Man, this hurts. The late, great David Lynch has left this world and how there’s less weirdness for us to discover.
Over the past 30 years or so, he became one of my favorite filmmakers and artists. My first encounter with his work, without knowing it was him, would have been TV commercials for his adaptation of Dune in 1984 — but my first actual encounter is lost to chronology from the haze of my college days. At some point in the late ‘90s as I was studying art and film at University of Michigan, I finally watched Dune somewhere in the same breath of discovering Blue Velvet, Twin Peaks, Lost Highway, and most significantly, Eraserhead. The latter film mesmerized me at home in the dark from a rented VHS, and even more so at a midnight screening in a campus movie theatre. It served as huge inspiration for a black & white film I made in live-action & clay animation called Snot Living, about a booger that comes to life.
To this day, Lynch’s nightmarish debut feature from 1977 fascinates and terrifies me the most, and I don’t even know how to describe the spell it casts — but my brother-in-law Mike (who I had such a delightful time introducing the film to and watching him react) pretty much nailed it in one of his Letterboxd reviews: I like this enough to come back to it, but it is not something I like to watch. Will I watch it again? Yes. And it will again be bizarre and uncomfortable. But yet, like almost all the Lynch films I’ve seen so far, it won’t leave my head for days and eventually I’ll want to watch it again to experience it and try and feel out something new.
Exactly. And the Lady in the Radiator will always scare the bejeezus outa me.
I also can’t describe how fascinated (and terrified) I am by Twin Peaks in particular — to the point that it’s infiltrated so much of my personality, my quirks, regular conversations between so many friends sharing memes and quotes, and the kinds of art I’m drawn to. It was one of the first pieces of storytelling to teach me that something can be weird, hilarious, beautiful, violent and terrifying all at once. To know, appreciate, and understand the appeal of this show is to know and appreciate who I am, the kinds of things I love, and how quickly we will become friends.
Over the past decade or so, I’ve gradually caught up with the rest of Lynch’s feature filmography and further cemented my fandom & fascination for his visions of dark delight. I love his humor, his weirdness, his outlook on art & life, his grasping of mystery, and the juxtaposition of beauty against his darkest & most viciously violent images and ideas.
As I’ve gotten older, I’ve come to appreciate more and more the wisdom behind brutal honesty in art & storytelling.

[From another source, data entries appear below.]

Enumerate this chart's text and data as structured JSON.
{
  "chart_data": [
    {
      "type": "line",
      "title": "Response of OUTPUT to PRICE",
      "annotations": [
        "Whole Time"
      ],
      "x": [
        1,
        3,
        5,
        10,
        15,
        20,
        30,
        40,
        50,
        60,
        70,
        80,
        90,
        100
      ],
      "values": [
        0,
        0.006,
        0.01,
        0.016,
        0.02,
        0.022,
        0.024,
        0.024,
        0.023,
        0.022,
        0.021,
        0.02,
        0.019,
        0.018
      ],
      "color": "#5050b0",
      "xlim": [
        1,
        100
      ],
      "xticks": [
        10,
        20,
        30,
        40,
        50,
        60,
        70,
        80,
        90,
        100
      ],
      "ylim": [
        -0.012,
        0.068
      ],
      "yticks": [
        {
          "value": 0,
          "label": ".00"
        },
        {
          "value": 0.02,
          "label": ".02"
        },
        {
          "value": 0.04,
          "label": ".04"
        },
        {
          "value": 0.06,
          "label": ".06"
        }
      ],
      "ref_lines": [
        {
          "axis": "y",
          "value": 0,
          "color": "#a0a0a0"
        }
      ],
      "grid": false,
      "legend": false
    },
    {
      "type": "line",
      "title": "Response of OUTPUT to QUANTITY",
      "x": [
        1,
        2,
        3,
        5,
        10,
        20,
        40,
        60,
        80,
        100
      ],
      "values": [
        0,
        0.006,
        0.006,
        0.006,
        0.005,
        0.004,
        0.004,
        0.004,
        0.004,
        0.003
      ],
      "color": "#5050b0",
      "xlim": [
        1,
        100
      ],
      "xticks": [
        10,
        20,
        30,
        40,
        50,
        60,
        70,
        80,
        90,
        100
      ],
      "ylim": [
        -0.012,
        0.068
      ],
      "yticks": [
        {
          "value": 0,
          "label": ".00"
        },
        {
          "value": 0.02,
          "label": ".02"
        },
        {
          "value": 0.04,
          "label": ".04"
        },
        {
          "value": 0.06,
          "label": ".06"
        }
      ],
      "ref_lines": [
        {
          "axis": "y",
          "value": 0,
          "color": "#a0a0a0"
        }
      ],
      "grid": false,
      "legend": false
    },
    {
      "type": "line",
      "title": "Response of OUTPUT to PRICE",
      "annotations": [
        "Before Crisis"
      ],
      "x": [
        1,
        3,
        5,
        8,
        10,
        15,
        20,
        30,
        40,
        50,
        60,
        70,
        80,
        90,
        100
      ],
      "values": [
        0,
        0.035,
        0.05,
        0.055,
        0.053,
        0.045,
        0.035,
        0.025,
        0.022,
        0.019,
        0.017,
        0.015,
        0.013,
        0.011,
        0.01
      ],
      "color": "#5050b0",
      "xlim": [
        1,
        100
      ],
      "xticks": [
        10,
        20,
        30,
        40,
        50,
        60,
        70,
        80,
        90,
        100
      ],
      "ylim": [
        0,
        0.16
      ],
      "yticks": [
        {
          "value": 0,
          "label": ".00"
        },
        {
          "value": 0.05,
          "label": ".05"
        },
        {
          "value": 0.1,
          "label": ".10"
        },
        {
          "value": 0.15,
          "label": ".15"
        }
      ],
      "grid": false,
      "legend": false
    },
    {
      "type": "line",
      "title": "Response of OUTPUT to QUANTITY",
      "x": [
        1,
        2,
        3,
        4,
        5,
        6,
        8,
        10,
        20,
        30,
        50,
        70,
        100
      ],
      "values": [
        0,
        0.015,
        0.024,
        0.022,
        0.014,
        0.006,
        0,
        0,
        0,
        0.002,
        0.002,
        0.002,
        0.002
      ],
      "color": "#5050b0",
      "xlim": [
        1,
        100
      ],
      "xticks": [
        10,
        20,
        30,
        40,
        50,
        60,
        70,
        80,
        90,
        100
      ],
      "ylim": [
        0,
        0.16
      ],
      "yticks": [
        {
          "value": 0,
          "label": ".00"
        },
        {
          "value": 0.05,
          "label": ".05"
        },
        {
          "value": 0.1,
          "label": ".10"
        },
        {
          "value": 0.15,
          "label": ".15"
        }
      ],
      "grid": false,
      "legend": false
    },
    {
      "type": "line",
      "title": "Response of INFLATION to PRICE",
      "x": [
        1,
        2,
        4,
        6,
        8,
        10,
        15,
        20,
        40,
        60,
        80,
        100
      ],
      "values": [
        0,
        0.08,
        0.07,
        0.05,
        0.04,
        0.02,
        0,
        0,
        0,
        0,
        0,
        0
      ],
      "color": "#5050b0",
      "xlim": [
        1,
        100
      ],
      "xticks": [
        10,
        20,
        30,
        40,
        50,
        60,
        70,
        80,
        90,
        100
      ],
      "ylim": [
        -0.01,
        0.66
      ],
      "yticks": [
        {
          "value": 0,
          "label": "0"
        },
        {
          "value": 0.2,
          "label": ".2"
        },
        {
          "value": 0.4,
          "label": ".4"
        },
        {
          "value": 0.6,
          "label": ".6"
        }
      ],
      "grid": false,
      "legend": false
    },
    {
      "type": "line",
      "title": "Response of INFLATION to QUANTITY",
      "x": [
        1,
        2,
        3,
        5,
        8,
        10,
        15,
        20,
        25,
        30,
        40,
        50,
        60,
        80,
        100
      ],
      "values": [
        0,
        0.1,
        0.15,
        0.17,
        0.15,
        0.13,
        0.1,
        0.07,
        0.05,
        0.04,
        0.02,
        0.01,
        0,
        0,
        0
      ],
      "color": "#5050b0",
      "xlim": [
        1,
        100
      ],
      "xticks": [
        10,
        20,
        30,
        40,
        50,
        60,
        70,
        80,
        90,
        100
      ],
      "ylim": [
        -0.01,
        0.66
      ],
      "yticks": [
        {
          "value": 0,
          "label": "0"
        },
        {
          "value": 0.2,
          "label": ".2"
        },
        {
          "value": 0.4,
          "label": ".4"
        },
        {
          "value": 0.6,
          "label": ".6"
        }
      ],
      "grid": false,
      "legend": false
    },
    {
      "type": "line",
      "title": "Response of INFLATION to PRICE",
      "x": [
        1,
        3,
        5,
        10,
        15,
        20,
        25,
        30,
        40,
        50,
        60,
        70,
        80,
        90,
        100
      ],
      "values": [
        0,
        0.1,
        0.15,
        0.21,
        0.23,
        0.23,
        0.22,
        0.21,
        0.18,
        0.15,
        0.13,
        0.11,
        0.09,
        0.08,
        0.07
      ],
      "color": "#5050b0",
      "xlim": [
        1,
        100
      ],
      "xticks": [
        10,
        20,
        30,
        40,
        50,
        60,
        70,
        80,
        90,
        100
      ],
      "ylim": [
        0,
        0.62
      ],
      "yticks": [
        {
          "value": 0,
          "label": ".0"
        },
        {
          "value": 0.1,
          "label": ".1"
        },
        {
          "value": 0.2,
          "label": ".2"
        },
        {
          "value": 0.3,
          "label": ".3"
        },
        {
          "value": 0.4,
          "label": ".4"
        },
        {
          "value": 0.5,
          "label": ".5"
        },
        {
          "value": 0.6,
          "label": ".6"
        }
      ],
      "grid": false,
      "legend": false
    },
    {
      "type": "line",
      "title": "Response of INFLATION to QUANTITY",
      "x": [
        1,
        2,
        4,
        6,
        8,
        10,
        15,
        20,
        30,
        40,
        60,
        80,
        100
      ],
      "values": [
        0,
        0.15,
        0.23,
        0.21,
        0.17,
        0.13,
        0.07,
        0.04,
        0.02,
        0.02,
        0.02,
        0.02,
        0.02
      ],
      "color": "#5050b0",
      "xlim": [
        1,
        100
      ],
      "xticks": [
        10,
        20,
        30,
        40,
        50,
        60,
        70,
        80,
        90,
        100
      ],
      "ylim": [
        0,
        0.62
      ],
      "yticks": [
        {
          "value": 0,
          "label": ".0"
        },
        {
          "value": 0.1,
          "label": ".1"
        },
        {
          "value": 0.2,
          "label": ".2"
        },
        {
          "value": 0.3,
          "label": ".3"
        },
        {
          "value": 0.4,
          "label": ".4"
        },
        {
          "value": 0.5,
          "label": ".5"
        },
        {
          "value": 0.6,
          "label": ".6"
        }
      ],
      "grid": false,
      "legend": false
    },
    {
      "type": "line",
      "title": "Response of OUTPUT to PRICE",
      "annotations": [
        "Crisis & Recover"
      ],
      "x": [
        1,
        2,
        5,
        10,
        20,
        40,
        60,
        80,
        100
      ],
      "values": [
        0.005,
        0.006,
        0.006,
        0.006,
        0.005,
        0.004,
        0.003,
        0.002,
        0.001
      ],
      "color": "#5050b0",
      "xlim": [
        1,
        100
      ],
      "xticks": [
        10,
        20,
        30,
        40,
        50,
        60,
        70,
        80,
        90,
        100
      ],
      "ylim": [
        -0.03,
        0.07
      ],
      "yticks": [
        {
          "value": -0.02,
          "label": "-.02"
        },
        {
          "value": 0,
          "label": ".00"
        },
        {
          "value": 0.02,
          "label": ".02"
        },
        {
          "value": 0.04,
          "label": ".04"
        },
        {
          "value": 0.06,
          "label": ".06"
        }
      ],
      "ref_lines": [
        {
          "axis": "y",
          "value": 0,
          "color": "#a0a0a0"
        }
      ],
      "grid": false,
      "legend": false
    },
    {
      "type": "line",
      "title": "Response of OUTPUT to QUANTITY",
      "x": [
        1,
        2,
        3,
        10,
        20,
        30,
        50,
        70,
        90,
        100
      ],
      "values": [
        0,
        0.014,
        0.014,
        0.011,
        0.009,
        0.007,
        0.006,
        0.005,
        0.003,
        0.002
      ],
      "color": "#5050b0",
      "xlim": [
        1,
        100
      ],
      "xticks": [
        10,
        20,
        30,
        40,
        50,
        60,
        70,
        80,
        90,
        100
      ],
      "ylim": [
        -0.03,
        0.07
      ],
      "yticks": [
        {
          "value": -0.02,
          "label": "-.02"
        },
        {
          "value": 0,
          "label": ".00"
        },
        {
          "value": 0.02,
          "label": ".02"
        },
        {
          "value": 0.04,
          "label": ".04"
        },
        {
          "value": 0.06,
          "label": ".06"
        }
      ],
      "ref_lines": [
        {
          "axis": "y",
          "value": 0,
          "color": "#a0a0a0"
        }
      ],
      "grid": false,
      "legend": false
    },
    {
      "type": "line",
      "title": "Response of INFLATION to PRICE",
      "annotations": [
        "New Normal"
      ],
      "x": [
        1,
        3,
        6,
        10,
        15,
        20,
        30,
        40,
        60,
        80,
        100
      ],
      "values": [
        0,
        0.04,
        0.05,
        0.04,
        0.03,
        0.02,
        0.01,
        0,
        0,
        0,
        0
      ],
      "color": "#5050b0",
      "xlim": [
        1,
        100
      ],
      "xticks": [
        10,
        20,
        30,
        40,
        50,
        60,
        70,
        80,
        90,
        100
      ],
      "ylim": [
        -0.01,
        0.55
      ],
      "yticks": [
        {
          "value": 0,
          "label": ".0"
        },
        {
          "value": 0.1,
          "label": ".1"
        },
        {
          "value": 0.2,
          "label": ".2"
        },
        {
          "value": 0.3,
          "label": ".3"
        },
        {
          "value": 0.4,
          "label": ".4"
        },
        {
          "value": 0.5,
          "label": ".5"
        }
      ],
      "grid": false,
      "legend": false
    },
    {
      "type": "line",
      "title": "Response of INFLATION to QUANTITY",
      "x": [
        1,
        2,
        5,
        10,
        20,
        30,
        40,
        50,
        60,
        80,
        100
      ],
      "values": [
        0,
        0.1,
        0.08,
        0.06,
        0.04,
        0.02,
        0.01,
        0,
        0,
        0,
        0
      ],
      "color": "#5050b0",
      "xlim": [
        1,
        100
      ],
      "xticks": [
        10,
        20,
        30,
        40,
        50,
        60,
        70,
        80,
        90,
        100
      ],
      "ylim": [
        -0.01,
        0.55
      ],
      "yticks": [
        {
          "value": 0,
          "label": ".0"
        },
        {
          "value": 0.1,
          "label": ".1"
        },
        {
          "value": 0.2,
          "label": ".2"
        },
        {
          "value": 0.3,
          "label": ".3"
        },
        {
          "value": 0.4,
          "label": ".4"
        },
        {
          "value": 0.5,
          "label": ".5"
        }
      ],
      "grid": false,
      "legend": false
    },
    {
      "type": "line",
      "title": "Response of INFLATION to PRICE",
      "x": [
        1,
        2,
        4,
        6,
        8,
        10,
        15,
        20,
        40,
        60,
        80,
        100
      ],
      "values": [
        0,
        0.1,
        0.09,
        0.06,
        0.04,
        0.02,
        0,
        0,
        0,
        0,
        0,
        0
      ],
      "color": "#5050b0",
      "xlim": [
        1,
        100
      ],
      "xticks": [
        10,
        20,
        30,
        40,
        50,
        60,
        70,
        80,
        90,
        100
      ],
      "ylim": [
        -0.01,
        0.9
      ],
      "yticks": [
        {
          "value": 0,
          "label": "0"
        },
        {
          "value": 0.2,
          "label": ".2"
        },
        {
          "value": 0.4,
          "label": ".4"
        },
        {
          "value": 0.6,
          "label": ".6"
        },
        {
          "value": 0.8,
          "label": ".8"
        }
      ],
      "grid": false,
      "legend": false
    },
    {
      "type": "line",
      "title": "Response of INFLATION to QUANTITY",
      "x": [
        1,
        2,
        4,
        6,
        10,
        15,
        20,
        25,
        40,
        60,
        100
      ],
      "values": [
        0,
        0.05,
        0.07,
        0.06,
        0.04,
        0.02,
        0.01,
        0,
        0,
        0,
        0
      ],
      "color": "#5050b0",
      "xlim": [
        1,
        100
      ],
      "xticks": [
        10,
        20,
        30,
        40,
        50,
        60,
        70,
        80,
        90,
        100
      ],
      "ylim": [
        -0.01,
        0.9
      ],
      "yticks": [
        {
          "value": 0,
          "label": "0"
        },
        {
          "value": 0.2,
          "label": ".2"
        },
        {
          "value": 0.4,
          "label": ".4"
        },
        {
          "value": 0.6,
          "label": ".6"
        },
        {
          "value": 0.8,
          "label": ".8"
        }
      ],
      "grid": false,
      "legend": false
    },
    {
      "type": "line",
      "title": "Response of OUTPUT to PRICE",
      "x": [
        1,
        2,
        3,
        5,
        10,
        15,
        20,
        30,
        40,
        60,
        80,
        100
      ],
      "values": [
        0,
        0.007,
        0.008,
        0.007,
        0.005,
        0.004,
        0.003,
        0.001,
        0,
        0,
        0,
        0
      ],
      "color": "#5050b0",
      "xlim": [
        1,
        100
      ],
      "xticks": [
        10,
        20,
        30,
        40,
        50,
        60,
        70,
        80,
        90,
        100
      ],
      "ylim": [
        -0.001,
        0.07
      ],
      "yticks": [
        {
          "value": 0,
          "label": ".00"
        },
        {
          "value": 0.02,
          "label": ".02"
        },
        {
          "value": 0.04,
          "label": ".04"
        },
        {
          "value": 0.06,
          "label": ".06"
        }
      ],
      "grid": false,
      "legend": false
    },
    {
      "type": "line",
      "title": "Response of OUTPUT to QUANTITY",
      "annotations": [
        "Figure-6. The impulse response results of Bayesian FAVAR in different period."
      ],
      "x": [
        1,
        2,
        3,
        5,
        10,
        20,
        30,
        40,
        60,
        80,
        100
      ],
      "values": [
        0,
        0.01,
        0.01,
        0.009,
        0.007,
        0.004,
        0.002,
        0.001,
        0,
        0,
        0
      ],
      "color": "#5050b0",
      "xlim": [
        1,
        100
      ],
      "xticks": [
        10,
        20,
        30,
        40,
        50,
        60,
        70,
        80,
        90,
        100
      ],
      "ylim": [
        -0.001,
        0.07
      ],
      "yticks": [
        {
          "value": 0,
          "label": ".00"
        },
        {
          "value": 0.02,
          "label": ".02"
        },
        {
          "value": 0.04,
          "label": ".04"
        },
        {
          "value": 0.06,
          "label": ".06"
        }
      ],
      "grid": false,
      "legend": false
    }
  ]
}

The dark things of the world should not be reveled in, brushed off or taken lightly — they should be exposed, feared, and painted to disturb and unsettle. If we are frightened to death of Lynch’s films, we damn well should be — for it shows our hearts are in the right place.
And yet, there is still hope and beauty, waiting for the shadows to clear and the sun to rise. Weaved into the same fabric as the dark ugliness that Lynch exposes are human beings stuck in the middle of it and trying to make sense of it along with us. From the quirky community of Twin Peaks to the happiness-seekers of Mulholland Drive to the quest for forgiveness in The Straight Story — and even the loneliness & awkward fears of Eraserhead’s Henry Spencer and The Elephant Man’s John Merrick — there is light, love, empathy and a Christ-haunted grace.
My friend Jeffrey Overstreet of Give Me Some Light brought attention this week to David Lynch as Gordon Cole in Twin Peaks — to quote him: More than 30 years ago, Lynch gave prime time television David Duchovny in the role of a trans woman named Denise working for the FBI. And would eventually set this scene where Cole says this to Denise. Those last five words have become perhaps the most memorable and resonant in all of Lynch's work, an urgent prescription for the whole world — particularly the world of fearfulness and hatred.
FIX YOUR HEARTS OR DIE.
In the years to come, we are going to need the prophetic art that David Lynch left us more than ever. As the headlines and daily news will pummel us with exploits of the Frank Booths, Mystery Men and BOBs running the insane asylum our world has become, we will need the swift hand of justice & protection from Agent Dale Cooper and the Bookhouse Boys — the love and grace of Frederick Treves — and even the hilarious one-liners of a monkey named Jack to remind us to laugh.
And we’re gonna need a lot more coffee and cherry pie to remind us there are still good things to savor in this world, and though there will be trouble, it’s only ‘til the robins come.